Murray y Djokovic en la acostumbrada final de los lunes

El US Open finalizará un lunes por quinto año consecutivo. La final está programada para la hora 17 de Uruguay

Una vez más, tal como sucede desde 2008, la final masculina del US Open se llevará a cabo un lunes, un día después de lo previsto, ya que el mal tiempo de la época sobre Nueva York impidieron, por quinto año consecutivo, cumplir con la programación de las últimas jornadas.

En el caso de 2012, el sábado fue el gran problema. El día empezó con lluvia y después un fuerte viento azotó Flushing Meadows. Lo que obligó a los organizadores a posponer para el domingo la final femenina y la segunda semifinal masculina. La primera semi se disputó en condiciones casi imposibles.

El sábado el británico Andy Murray consiguió el pase a la final al derrotar en cuatro sets (5-7, 6-2, 6-1 y 7-6 (7)) al checo Tomas Berdych. Luego fue el turno del serbio Novak Djokovic y el español David Ferrer, pero el encuentro fue suspendido cuando el marcador favorecía al español 5-2.

Pese a que en ese momento el sol reinaba y el viento no era superior al que habían soportado Murray y Berdych, la suspensión llegó alegando que se pronosticaba un temporal y se temía por la seguridad de los aficionados.

De esta manera, el domingo quedó reservado para completar la instancia de semifinales, en la que se impuso Djokovic por 2-6, 6-1, 6-4, 6-2 y para la definición entre las mujeres, ganada por la estadounidense Serena Williams ante la bielorrusa Victoria Azarenka en cifras de 6-2, 2-6, 7-5.

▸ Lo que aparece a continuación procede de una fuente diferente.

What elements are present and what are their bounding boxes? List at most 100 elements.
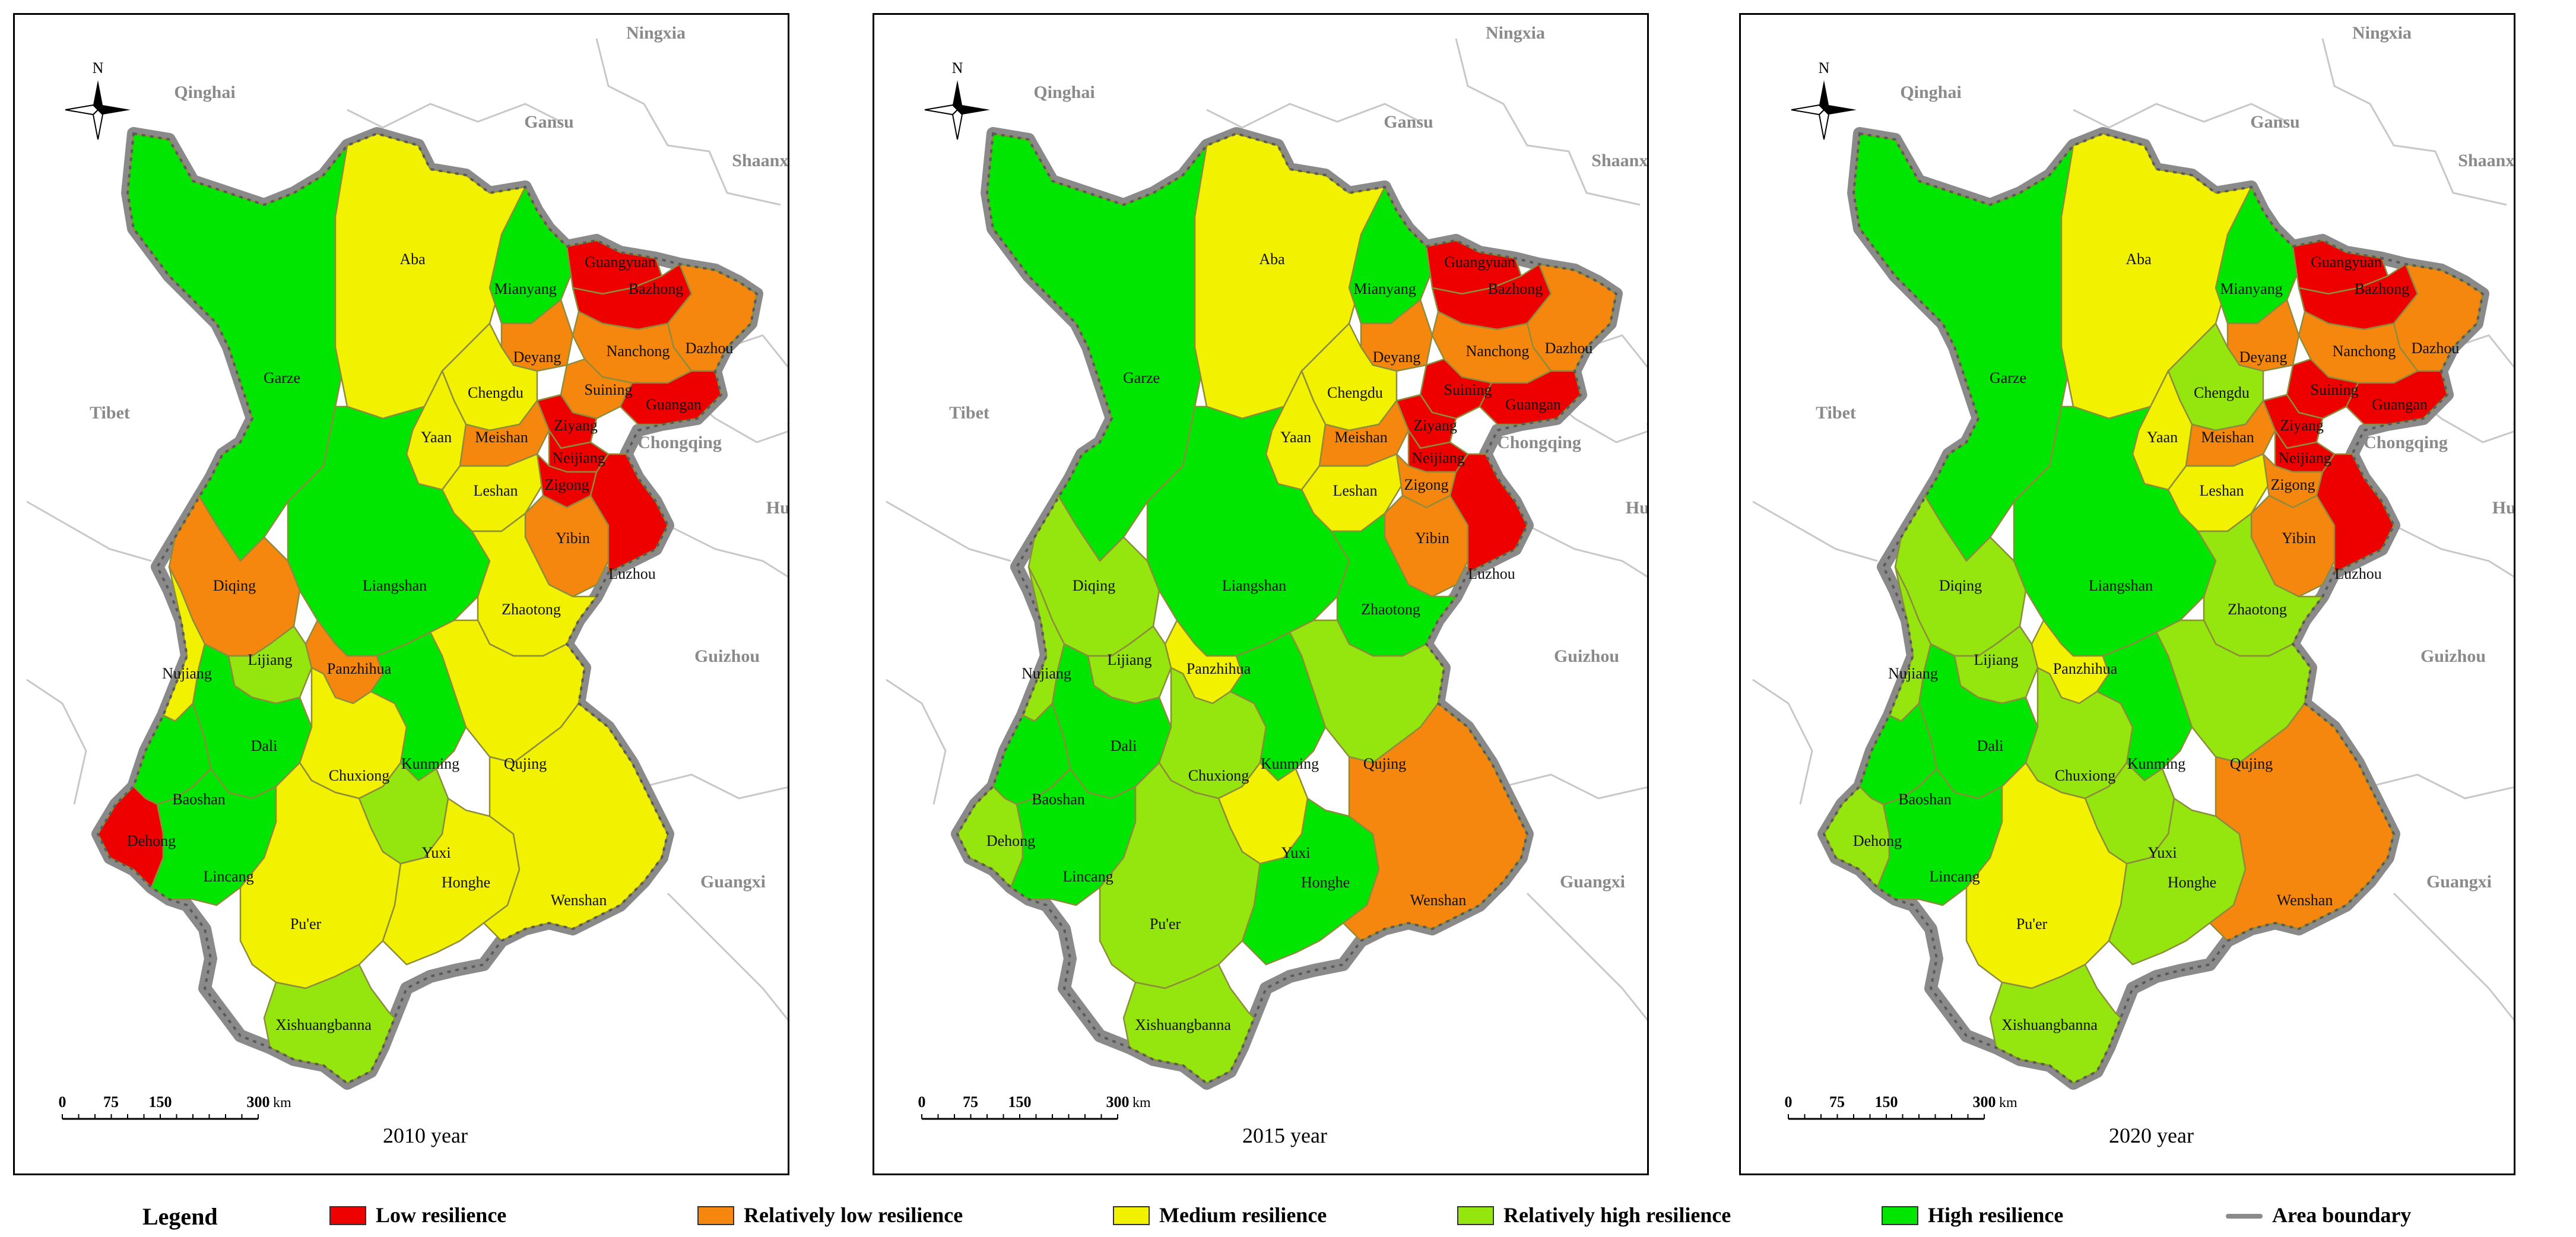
city-label: Chengdu: [468, 384, 524, 401]
city-label: Guangyuan: [1444, 253, 1515, 271]
province-border: [667, 892, 788, 1021]
city-label: Nujiang: [1021, 665, 1071, 682]
city-label: Chengdu: [1327, 384, 1383, 401]
legend-label: Area boundary: [2272, 1203, 2412, 1227]
map-panel-3: Ningxia Qinghai Gansu Shaanxi Tibet Hubei Chon…: [1739, 13, 2515, 1175]
neighbor-label: Ningxia: [626, 23, 686, 43]
province-border: [886, 678, 947, 805]
city-label: Zigong: [1404, 476, 1448, 493]
city-label: Dehong: [127, 832, 176, 849]
neighbor-label: Guangxi: [700, 872, 766, 892]
city-label: Dehong: [1853, 832, 1902, 849]
city-label: Luzhou: [1468, 565, 1515, 582]
neighbor-label: Shaanxi: [2458, 151, 2514, 170]
city-label: Diqing: [1939, 577, 1982, 594]
legend-label: Relatively low resilience: [744, 1203, 963, 1227]
north-arrow-icon: N: [65, 59, 131, 140]
city-label: Dali: [251, 737, 278, 754]
province-border: [1455, 38, 1641, 206]
city-label: Dazhou: [686, 340, 734, 357]
city-label: Nanchong: [607, 342, 670, 360]
city-label: Wenshan: [1410, 892, 1467, 909]
city-label: Guangan: [2372, 396, 2428, 413]
city-label: Aba: [399, 250, 426, 268]
city-label: Dazhou: [1545, 340, 1593, 357]
city-label: Wenshan: [2277, 892, 2333, 909]
city-label: Qujing: [1363, 755, 1406, 772]
neighbor-label: Tibet: [949, 403, 989, 423]
scale-tick-label: 75: [1829, 1093, 1845, 1111]
city-label: Diqing: [213, 577, 256, 594]
city-label: Liangshan: [363, 577, 427, 594]
map-svg: NingxiaQinghaiGansuShaanxiTibetHubeiChon…: [886, 23, 1647, 1147]
city-label: Zhaotong: [1361, 601, 1420, 618]
area-boundary-inner: [96, 132, 759, 1085]
city-region-zhaotong: [1330, 512, 1457, 657]
city-label: Nanchong: [1466, 342, 1530, 360]
city-label: Garze: [264, 369, 300, 386]
city-label: Garze: [1123, 369, 1160, 386]
city-label: Mianyang: [1353, 280, 1416, 297]
city-label: Dali: [1111, 737, 1137, 754]
neighbor-label: Tibet: [1816, 403, 1856, 423]
city-label: Kunming: [1261, 755, 1319, 772]
city-label: Meishan: [2201, 429, 2254, 446]
city-label: Mianyang: [494, 280, 556, 297]
city-label: Yuxi: [421, 844, 451, 861]
city-label: Yibin: [1415, 529, 1449, 547]
province-border: [643, 773, 788, 800]
city-region-kunming: [370, 631, 467, 782]
legend-swatch: [1113, 1206, 1150, 1225]
scale-bar: 0 75 150 300 km: [1785, 1093, 2017, 1120]
area-boundary-inner: [1822, 132, 2485, 1085]
scale-tick-label: 150: [1875, 1093, 1898, 1111]
city-label: Lincang: [1929, 868, 1979, 885]
city-label: Zhaotong: [502, 601, 561, 618]
scale-tick-label: 150: [1008, 1093, 1032, 1111]
year-label: 2015 year: [1242, 1124, 1327, 1147]
city-label: Guangyuan: [2311, 253, 2382, 271]
scale-tick-label: 300: [1973, 1093, 1996, 1111]
province-border: [26, 500, 152, 562]
city-label: Lijiang: [1974, 651, 2018, 668]
city-label: Bazhong: [1488, 280, 1543, 297]
year-label: 2010 year: [383, 1124, 468, 1147]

Este lunes, entonces, será el turno de los hombres. A partir de la hora 17 de Uruguay (16 local) Djokovic y Murray saltarán al Arthur Ashe Stadium para pelear por el título del US Open.

Ambos conocen lo que es jugar un lunes la final de este torneo. Murray lo vivió en 2008, cuando perdió su primera final del US Open ante el suizo Roger Federer. Ahora tendrá la oportunidad de cambiar la historia y establecer otro hito en su carrera si gana el partido ante Djokovic y consigue estrenar los títulos de Grand Slam.

Por su parte, Djokovic sabe también de este asunto porque los dos últimos años disputó la final en Flushing Meadows un lunes y ambas ante el español Rafael Nadal, con el que perdió en el 2010 y ganó en el 2011.

En 2009 se vivió la misma historia, pero esa vez el campeón fue el argentino Juan Martín del Potro, quien venció a Federer.

En la edición 2012 el problema de la lluvia volvió a ser el rompecabezas para los organizadores, que descartaron a corto plazo la construcción de un techo retractable para la pista central Arthur Ashe Stadium, como se utiliza en Wimbledon.

Sin embargo, cada vez suena con más lógica el establecer el lunes de manera oficial como el último día del torneo.

"No hay nada decidido, se trata de analizar cada año todo lo que sucede dentro de la organización del torneo, y la posibilidad de alargarlo un día más forma parte de ese proceso, pero nada más", explicó el director del torneo, David Brewer.